Opening it, they found Mary Mallon inside. Trapped, she defended her freedom like a tiger. “She fought and struggled and cursed,” Dr. Baker remembered. Finally, “I told the policemen to pick her up and put her in the ambulance. This we did, and the ride down to the hospital was quite a wild one.” In fact, Dr. Baker had to sit on Mary Mallon for the entire trip to keep her under control.
It was soon determined that she was indeed incubating Salmonella typhi . Soner tried to reason with her but got nowhere. “Mary looked at me steadily,” he remembered, “but neither spoke nor moved. Her eyes gleamed angrily.” He told her she would be released if she promised never to cook again professionally and checked with the health department regularly. She refused to make any such agreement. He offered to see that her gallbladder, thought to be the seat of her chronic infection, was removed. She dismissed the offer out of hand.
Because she would not cooperate, Typhoid Mary, as the press was already calling her, was detained. Soon she was moved to Riverside Hospital, on remote North Brother Island, off the Bronx in the East River. Finally, after nearly three years’ detention and promises of good behavior, she was released. She vanished immediately.
She could no longer get a job as a cook in a private house and worked in various hotels and institutions. As before, typhoid followed along behind, laying waste to all about her. But as before, she moved often and managed to elude the authorities for five years. Finally, after an outbreak of typhoid at the Sloan Hospital for Women in New York, where she was cooking, she was identified and captured. This time there was no violence, just a sullen, passive defiance.
She was returned to North Brother Island, and it would be her home for the last twenty-three years of her life. The first of those years were bitter, and “she was like a moody, caged jungle cat.”
Then, slowly, Mary Mallon adjusted to her situation. She began to make friends on the hospital staff, although she always refused to discuss her background or her medical situation. Her family, even where she was born, remains unknown. She was given a job in the hospital laboratory. There she read all the books they had on lab work and was soon a competent medical technologist and a valued member of the hospital staff.
They gave her a house on the shore of the island, three rooms with a front porch overlooking the less-than-splendid view of the Bronx shoreline a few hundred yards away. She was allowed to go into Manhattan now, because the authorities knew she would return to what had become, for better or worse, home. Often she would come back with special foodstuffs from fancy stores.
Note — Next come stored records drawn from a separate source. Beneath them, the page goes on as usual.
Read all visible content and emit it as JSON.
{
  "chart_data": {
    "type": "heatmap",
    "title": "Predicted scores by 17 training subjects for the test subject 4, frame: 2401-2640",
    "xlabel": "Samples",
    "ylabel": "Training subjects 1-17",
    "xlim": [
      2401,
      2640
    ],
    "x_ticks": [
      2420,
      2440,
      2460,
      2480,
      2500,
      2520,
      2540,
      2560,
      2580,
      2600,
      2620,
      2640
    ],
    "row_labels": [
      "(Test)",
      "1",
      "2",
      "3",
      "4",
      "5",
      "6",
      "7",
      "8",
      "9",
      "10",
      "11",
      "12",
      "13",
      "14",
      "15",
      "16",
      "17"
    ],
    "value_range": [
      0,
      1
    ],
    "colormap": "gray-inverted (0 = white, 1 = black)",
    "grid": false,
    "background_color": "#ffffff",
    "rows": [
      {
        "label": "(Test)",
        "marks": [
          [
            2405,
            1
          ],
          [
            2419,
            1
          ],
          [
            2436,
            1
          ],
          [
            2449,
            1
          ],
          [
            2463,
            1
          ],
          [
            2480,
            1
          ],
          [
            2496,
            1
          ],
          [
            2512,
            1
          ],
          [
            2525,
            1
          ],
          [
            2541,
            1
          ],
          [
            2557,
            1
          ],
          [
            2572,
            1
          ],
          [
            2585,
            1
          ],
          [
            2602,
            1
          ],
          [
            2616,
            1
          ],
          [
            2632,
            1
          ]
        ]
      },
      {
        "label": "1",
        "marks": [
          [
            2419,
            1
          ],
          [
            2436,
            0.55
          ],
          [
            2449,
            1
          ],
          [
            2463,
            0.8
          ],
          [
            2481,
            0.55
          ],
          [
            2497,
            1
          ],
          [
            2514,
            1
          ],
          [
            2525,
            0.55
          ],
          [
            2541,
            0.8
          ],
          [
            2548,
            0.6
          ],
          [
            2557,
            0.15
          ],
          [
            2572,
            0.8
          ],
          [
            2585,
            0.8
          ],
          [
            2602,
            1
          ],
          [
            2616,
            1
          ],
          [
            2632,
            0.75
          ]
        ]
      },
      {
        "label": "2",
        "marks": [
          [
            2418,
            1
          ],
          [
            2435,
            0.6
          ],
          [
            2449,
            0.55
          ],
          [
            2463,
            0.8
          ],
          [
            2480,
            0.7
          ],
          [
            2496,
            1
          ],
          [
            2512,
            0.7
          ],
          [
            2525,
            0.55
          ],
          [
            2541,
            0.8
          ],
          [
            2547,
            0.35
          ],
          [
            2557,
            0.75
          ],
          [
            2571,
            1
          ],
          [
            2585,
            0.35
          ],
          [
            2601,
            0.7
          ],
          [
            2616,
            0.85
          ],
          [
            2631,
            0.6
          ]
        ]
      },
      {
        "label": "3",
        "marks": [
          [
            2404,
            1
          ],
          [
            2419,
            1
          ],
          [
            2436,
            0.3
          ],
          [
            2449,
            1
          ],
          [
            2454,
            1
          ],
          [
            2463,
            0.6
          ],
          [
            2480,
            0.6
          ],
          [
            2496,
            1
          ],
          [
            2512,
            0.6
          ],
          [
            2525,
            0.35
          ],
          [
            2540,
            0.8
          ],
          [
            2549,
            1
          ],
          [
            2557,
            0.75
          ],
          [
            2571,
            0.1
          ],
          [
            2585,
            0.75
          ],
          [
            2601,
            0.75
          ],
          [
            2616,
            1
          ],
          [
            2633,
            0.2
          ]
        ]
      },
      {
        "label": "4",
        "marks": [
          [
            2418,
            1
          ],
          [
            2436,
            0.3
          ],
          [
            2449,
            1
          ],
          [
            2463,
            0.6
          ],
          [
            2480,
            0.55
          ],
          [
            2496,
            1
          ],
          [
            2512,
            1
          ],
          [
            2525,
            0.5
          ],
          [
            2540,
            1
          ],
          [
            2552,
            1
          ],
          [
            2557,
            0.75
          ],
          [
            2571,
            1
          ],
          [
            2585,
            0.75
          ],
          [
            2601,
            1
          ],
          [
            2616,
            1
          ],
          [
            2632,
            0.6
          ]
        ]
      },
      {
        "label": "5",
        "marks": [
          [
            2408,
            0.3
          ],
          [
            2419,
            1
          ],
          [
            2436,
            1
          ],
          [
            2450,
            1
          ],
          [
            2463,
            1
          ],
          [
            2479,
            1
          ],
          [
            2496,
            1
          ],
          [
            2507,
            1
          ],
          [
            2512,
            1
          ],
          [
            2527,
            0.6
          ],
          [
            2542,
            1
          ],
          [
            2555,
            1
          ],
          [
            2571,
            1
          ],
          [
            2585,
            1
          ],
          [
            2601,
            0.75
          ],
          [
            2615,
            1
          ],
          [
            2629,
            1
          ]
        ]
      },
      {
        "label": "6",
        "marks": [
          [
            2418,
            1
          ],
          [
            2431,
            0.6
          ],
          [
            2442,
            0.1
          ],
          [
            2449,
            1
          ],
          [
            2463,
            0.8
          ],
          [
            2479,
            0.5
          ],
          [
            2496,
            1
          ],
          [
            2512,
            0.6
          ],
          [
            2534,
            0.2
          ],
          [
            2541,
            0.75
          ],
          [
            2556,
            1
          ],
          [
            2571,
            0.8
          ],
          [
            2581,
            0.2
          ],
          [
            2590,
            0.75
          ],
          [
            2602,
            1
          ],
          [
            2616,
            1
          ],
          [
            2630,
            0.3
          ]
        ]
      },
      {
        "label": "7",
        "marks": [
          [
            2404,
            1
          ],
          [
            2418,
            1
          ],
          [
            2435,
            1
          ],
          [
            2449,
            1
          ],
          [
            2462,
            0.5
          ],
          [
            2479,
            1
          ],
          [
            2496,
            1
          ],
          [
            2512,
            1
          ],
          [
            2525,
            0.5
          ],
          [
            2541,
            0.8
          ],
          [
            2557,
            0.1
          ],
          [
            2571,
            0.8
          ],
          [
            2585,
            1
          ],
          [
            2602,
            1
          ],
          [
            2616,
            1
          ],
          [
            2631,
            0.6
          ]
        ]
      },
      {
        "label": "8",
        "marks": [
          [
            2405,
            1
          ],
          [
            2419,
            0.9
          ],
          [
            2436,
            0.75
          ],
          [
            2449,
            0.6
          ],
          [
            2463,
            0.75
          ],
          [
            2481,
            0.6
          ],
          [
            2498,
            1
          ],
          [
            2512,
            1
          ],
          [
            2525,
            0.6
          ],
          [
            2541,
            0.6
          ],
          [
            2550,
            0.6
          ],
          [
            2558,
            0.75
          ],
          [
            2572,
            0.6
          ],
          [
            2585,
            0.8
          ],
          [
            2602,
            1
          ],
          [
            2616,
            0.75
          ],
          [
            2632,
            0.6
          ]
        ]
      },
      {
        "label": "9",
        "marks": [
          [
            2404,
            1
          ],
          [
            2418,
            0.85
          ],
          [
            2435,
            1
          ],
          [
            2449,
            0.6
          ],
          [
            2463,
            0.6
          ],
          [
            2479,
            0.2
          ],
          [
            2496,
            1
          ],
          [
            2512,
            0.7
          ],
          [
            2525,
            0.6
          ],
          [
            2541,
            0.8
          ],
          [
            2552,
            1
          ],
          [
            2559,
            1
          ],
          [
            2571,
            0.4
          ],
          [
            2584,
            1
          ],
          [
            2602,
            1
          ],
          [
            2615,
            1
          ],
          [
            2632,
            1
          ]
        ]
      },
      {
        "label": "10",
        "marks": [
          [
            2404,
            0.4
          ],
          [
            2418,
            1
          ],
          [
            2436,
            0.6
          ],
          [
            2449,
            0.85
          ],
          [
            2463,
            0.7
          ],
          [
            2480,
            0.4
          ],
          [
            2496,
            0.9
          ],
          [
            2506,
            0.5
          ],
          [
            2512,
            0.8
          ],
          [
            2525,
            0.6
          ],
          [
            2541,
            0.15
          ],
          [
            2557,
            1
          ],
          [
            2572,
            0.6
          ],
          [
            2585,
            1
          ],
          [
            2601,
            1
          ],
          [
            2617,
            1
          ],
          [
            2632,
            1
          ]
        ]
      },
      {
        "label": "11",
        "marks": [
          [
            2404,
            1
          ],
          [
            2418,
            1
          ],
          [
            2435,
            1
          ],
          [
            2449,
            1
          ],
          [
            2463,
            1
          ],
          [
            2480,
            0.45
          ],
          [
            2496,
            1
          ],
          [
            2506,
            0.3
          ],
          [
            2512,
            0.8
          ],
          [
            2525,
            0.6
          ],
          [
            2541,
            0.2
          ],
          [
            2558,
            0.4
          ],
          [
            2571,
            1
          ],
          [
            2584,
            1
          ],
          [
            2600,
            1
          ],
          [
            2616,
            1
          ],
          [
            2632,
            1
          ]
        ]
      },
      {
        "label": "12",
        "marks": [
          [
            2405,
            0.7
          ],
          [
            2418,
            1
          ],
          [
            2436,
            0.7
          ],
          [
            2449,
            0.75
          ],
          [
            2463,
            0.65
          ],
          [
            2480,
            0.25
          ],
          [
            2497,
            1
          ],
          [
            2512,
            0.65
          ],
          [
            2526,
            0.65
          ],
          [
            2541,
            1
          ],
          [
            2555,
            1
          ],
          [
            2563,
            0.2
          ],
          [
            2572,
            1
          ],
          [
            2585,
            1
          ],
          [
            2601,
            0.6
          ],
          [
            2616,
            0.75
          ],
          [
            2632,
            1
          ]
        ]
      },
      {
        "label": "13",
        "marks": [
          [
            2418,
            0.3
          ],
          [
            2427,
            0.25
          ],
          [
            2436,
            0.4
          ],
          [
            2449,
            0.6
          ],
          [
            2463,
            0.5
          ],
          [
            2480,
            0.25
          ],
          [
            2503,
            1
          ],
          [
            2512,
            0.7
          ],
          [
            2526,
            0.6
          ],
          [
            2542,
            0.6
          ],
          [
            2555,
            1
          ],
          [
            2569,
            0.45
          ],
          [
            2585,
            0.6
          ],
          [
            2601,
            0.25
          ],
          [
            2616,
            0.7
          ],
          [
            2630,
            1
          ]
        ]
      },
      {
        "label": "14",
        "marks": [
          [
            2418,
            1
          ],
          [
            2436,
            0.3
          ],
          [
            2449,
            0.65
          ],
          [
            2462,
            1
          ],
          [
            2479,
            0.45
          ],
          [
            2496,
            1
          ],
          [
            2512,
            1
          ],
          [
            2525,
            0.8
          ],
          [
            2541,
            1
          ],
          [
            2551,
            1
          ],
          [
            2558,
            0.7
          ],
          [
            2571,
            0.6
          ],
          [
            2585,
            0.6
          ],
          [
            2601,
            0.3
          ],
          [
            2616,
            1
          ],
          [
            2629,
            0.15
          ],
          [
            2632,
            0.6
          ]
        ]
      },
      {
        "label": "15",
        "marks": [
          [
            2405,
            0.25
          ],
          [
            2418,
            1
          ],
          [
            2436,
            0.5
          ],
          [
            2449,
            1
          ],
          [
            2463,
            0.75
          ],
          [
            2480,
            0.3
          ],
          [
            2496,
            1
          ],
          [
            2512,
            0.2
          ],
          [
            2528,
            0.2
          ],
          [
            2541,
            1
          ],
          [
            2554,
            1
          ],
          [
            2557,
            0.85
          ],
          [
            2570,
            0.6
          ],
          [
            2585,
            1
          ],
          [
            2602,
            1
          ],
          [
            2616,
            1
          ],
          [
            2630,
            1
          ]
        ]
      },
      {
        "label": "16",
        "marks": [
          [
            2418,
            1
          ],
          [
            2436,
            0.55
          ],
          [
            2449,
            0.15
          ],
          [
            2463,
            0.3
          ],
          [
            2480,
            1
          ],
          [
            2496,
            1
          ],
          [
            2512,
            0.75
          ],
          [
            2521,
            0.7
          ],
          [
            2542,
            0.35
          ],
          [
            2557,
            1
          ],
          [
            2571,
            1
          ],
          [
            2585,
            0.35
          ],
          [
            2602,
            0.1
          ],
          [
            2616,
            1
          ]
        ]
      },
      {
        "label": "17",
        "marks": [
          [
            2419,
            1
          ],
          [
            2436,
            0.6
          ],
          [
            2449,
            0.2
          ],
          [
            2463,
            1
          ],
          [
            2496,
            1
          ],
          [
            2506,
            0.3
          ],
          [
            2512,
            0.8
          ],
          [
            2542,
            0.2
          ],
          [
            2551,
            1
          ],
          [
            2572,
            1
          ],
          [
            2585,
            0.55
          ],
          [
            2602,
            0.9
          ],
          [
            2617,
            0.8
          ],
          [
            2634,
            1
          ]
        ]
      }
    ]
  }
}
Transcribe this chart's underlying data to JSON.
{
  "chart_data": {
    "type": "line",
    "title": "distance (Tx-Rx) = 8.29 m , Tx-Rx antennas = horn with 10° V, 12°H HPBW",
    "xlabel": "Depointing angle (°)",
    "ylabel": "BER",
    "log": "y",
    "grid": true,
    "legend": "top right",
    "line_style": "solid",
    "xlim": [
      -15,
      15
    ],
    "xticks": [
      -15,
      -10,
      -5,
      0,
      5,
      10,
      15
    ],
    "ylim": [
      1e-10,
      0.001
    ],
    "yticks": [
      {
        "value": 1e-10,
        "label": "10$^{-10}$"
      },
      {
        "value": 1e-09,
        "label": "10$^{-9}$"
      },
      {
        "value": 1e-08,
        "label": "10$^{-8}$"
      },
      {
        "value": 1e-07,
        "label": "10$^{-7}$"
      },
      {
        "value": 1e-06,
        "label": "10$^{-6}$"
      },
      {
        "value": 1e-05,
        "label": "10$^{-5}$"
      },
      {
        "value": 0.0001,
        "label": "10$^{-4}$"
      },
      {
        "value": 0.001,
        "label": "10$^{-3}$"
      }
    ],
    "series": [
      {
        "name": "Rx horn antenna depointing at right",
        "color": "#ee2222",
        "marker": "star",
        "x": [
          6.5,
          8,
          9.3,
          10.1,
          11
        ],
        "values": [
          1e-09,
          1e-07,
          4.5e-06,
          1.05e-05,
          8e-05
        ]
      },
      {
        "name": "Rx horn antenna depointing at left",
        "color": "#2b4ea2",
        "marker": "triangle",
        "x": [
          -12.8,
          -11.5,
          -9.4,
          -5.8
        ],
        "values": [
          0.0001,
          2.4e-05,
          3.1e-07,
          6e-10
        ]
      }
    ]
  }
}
Her friends from the hospital would come to visit her at her little house on the shore. But when it was time for dinner, they would leave and she would cook and eat her dinner alone. It must have been a profoundly lonely time for her each day.
You see, cooking was not only Mary Mallon’s lost profession but her pleasure and her art as well. The urge to create lies deep in the human soul, and most of us garden or paint watercolors or do needlework or cook for no better reason than the fact that we love it and have some modest talent for it to offer our fellow creatures.
Just imagine painting pictures no one else can ever see or writing stories that must be forever unread by others. That was the fate of Mary Mallon. It was, in the scale of things, a very minor tragedy, but it was hers. No wonder she fought so long and so fiercely against it.